What are the implications for public health practice?

Overall, the country's epidemiologic public health workforce remained intact through 2010 and able to take on new initiatives despite the national fiscal crisis. However, in some states and epidemiology program areas, the epidemiology workforce has shrunk. Future assessments of the epidemiology workforce competence, training, and needs should include epidemiologists employed at the local level, who account for one third of the epidemiology workforce in states.

REFERENCES

10 Available.

*Budget cutting activities include early retirement options, hiring freezes for vacant state-funded positions, alternative work schedule, rehiring of retirees, travel restrictions, hiring freezes for vacant federally funded positions, elimination of vacated state-funded positions, furloughs, shortened work week, and salary freezes.

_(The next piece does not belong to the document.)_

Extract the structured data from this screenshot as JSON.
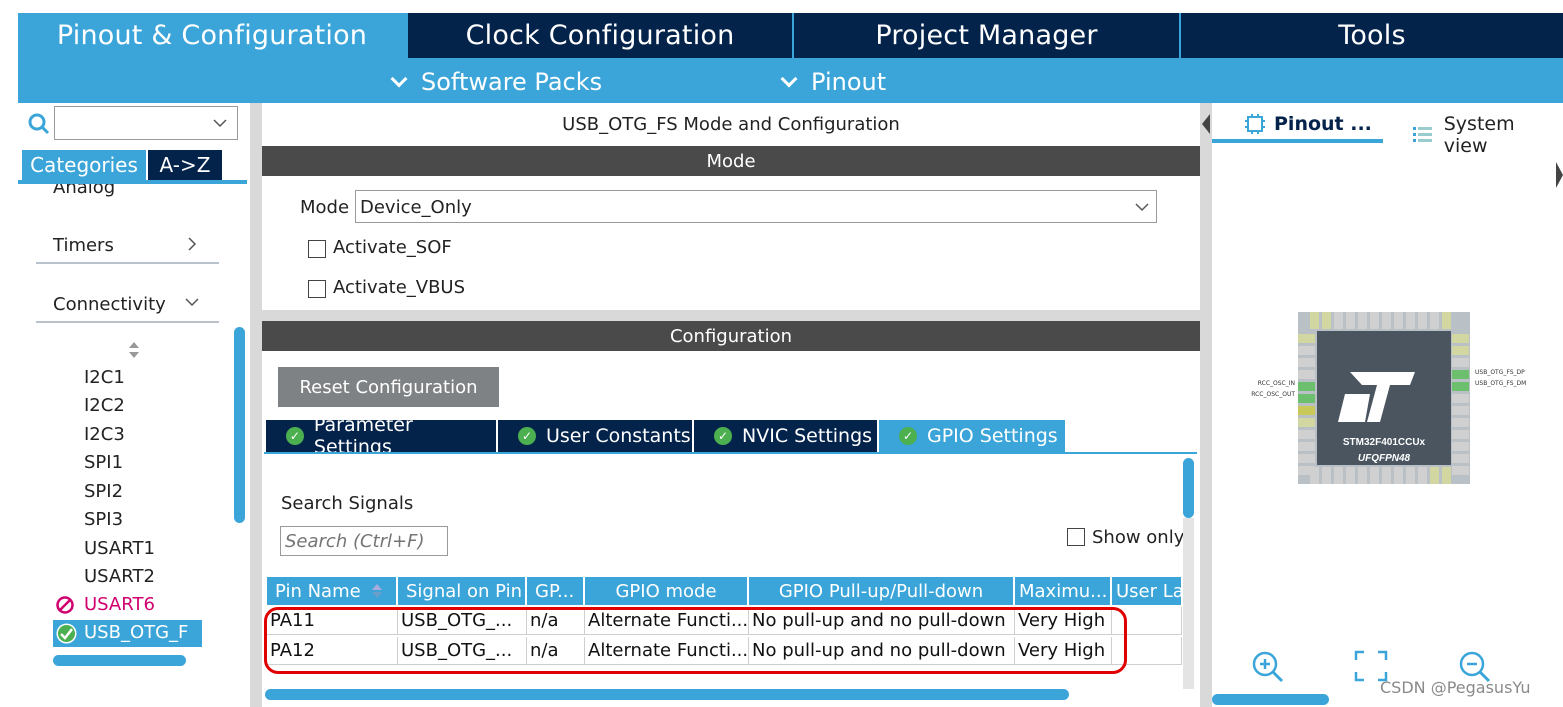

†“An investigator who studies the occurrence of disease or other health-related conditions or events in defined populations. The control of disease in populations is often also considered to be a task for the epidemiologist, especially in speaking of certain specialized fields such as malaria epidemiology. Epidemiologists may study disease in populations of animals and plants, as well as among human populations.”